Lawrence se tourna vers Fossoyeur.
— Vous la croyez ?
— Non. Elle s’est défaussée du corps sur Jackson et sur Goldy, avec l’intention de se tailler en sautant dans le premier train en partance. Elle se fichait complètement de ce qui pouvait arriver aux autres.
— Je ne voulais pas que quelqu’un d’autre soit blessé, protesta lmabelle. Il y avait assez de morts comme ça !
— C’est bon, c’est bon, interrompit Lawrence. Nous avons entendu votre histoire.
— C’est pas une histoire, c’est la vérité ! J’étais partie pour tout raconter à la police. Et v’là que cet enfant de sa… que cet individu me tombe dessus…
— C’est bon, c’est bon. Vous vous êtes déjà expliquée sur ce point.
Lawrence reporta les yeux sur Fossoyeur.
— Je l’inculpe de complicité.
— Pour quoi faire ? Elle sera pas reconnue coupable. Elle prétend qu’elle a agi sous la contrainte et Jackson la soutiendra. Il en est persuadé et elle sait qu’il l’est. D’autre part, il est avéré que les victimes étaient de dangereux malfrats. Et qui viendra la contredire ? Personne. Tous les témoins qui pouvaient la confondre sont morts.

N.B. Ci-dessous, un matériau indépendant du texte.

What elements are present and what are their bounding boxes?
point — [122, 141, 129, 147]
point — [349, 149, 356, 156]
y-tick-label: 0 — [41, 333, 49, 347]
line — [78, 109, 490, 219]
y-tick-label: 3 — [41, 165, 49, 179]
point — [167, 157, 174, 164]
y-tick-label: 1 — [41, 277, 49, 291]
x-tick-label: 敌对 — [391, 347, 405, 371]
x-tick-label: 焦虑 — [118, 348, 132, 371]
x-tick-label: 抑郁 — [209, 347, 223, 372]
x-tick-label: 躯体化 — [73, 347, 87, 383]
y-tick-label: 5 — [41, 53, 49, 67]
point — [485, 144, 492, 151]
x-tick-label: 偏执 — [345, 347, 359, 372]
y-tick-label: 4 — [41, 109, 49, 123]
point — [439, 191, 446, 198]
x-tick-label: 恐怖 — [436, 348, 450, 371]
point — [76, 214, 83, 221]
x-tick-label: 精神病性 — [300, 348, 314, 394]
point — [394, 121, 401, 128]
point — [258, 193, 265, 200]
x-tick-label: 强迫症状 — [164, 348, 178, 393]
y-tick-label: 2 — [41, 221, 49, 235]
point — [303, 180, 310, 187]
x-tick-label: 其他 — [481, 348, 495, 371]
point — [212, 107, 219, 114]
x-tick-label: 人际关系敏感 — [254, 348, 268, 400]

Et n’importe quel jury marchera dans son histoire.
Le District Attorney délégué tamponna sa figure congestionnée.
— Il y aura votre témoignage et celui de Johnson…

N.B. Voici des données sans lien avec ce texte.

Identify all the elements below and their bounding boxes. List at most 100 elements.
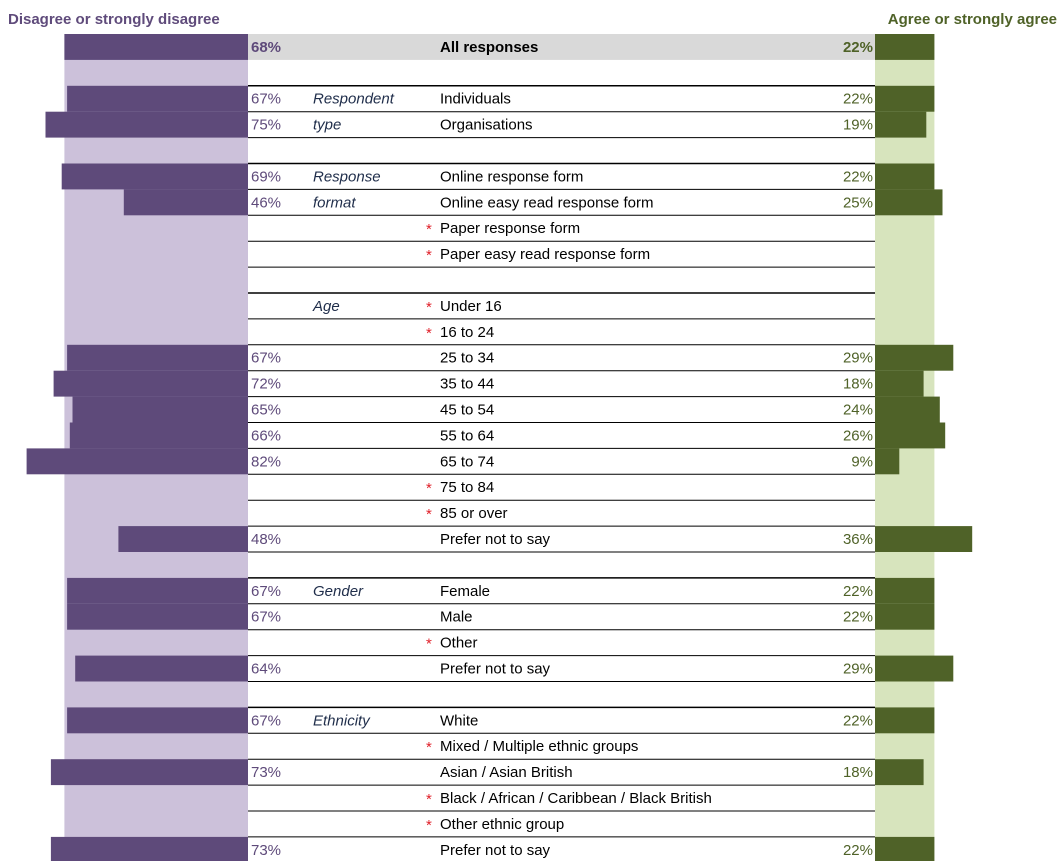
disagree-label: 67%: [251, 91, 281, 108]
category-label: 45 to 54: [440, 402, 494, 419]
disagree-label: 73%: [251, 764, 281, 781]
disagree-bar: [123, 189, 248, 216]
agree-label: 18%: [843, 764, 873, 781]
disagree-bar: [69, 422, 248, 449]
disagree-label: 67%: [251, 350, 281, 367]
category-label: 85 or over: [440, 505, 508, 522]
agree-bar: [875, 189, 943, 216]
disagree-bar: [67, 577, 248, 604]
right-title: Agree or strongly agree: [888, 11, 1057, 28]
agree-bar: [875, 603, 935, 630]
agree-label: 22%: [843, 609, 873, 626]
disagree-bar: [67, 344, 248, 371]
category-label: 16 to 24: [440, 324, 494, 341]
category-label: Paper response form: [440, 220, 580, 237]
group-label: Age: [312, 298, 340, 315]
agree-bar: [875, 422, 946, 449]
agree-bar: [875, 836, 935, 861]
agree-label: 24%: [843, 402, 873, 419]
agree-label: 22%: [843, 583, 873, 600]
category-label: 65 to 74: [440, 453, 494, 470]
agree-label: 22%: [843, 842, 873, 859]
suppressed-note: *: [426, 299, 432, 316]
disagree-label: 65%: [251, 402, 281, 419]
disagree-bar: [61, 163, 249, 190]
agree-bar: [875, 111, 927, 138]
category-label: Other: [440, 635, 478, 652]
agree-bar: [875, 34, 935, 60]
category-label: Other ethnic group: [440, 816, 564, 833]
disagree-bar: [50, 759, 249, 786]
agree-bar: [875, 759, 924, 786]
agree-label: 26%: [843, 427, 873, 444]
disagree-label: 68%: [251, 39, 281, 56]
suppressed-note: *: [426, 506, 432, 523]
agree-bar: [875, 344, 954, 371]
agree-label: 22%: [843, 39, 873, 56]
category-label: 75 to 84: [440, 479, 494, 496]
category-label: Online response form: [440, 168, 583, 185]
suppressed-note: *: [426, 221, 432, 238]
category-label: Online easy read response form: [440, 194, 653, 211]
disagree-label: 73%: [251, 842, 281, 859]
disagree-bar: [64, 34, 249, 60]
agree-label: 25%: [843, 194, 873, 211]
suppressed-note: *: [426, 247, 432, 264]
agree-label: 36%: [843, 531, 873, 548]
agree-bar: [875, 396, 940, 423]
disagree-bar: [26, 448, 248, 475]
disagree-label: 66%: [251, 427, 281, 444]
disagree-label: 67%: [251, 583, 281, 600]
disagree-bar: [72, 396, 248, 423]
agree-bar: [875, 655, 954, 682]
agree-bar: [875, 163, 935, 190]
agree-label: 22%: [843, 712, 873, 729]
category-label: Black / African / Caribbean / Black Brit…: [440, 790, 712, 807]
agree-bar: [875, 85, 935, 112]
category-label: Under 16: [440, 298, 502, 315]
disagree-bar: [75, 655, 248, 682]
disagree-label: 48%: [251, 531, 281, 548]
category-label: Organisations: [440, 117, 533, 134]
agree-label: 22%: [843, 168, 873, 185]
disagree-label: 67%: [251, 712, 281, 729]
group-label: type: [313, 117, 341, 134]
category-label: Prefer not to say: [440, 842, 551, 859]
disagree-label: 64%: [251, 661, 281, 678]
table-bg: [248, 34, 875, 861]
disagree-bar: [50, 836, 249, 861]
category-label: Male: [440, 609, 473, 626]
suppressed-note: *: [426, 636, 432, 653]
disagree-bar: [67, 85, 248, 112]
group-label: format: [313, 194, 356, 211]
disagree-label: 69%: [251, 168, 281, 185]
suppressed-note: *: [426, 739, 432, 756]
category-label: 35 to 44: [440, 376, 494, 393]
category-label: Individuals: [440, 91, 511, 108]
disagree-label: 82%: [251, 453, 281, 470]
agree-label: 29%: [843, 661, 873, 678]
category-label: Mixed / Multiple ethnic groups: [440, 738, 638, 755]
category-label: Female: [440, 583, 490, 600]
agree-bar: [875, 448, 900, 475]
category-label: Paper easy read response form: [440, 246, 650, 263]
disagree-label: 46%: [251, 194, 281, 211]
category-label: Prefer not to say: [440, 531, 551, 548]
disagree-bar: [67, 707, 248, 734]
group-label: Gender: [313, 583, 364, 600]
agree-label: 18%: [843, 376, 873, 393]
disagree-label: 75%: [251, 117, 281, 134]
category-label: White: [440, 712, 478, 729]
disagree-bar: [45, 111, 248, 138]
overall-row-bg: [248, 34, 875, 60]
category-label: Prefer not to say: [440, 661, 551, 678]
agree-bar: [875, 526, 973, 552]
suppressed-note: *: [426, 480, 432, 497]
group-label: Response: [313, 168, 381, 185]
disagree-label: 67%: [251, 609, 281, 626]
category-label: Asian / Asian British: [440, 764, 573, 781]
suppressed-note: *: [426, 791, 432, 808]
disagree-bar: [53, 370, 248, 397]
suppressed-note: *: [426, 325, 432, 342]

— Laissez-la filer, laissez-la filer, dit Fossoyeur que la fureur soulevait comme une lame de fond. Ed et moi, on réglera nos comptes. On finira bien par la prendre en flag’, un de ces quatre, le doigt dans la fente de la tirelire.
— Non, c’est inadmissible, déclara Lawrence. Je vais l’inculper, et je fixe sa caution à cinq mille dollars.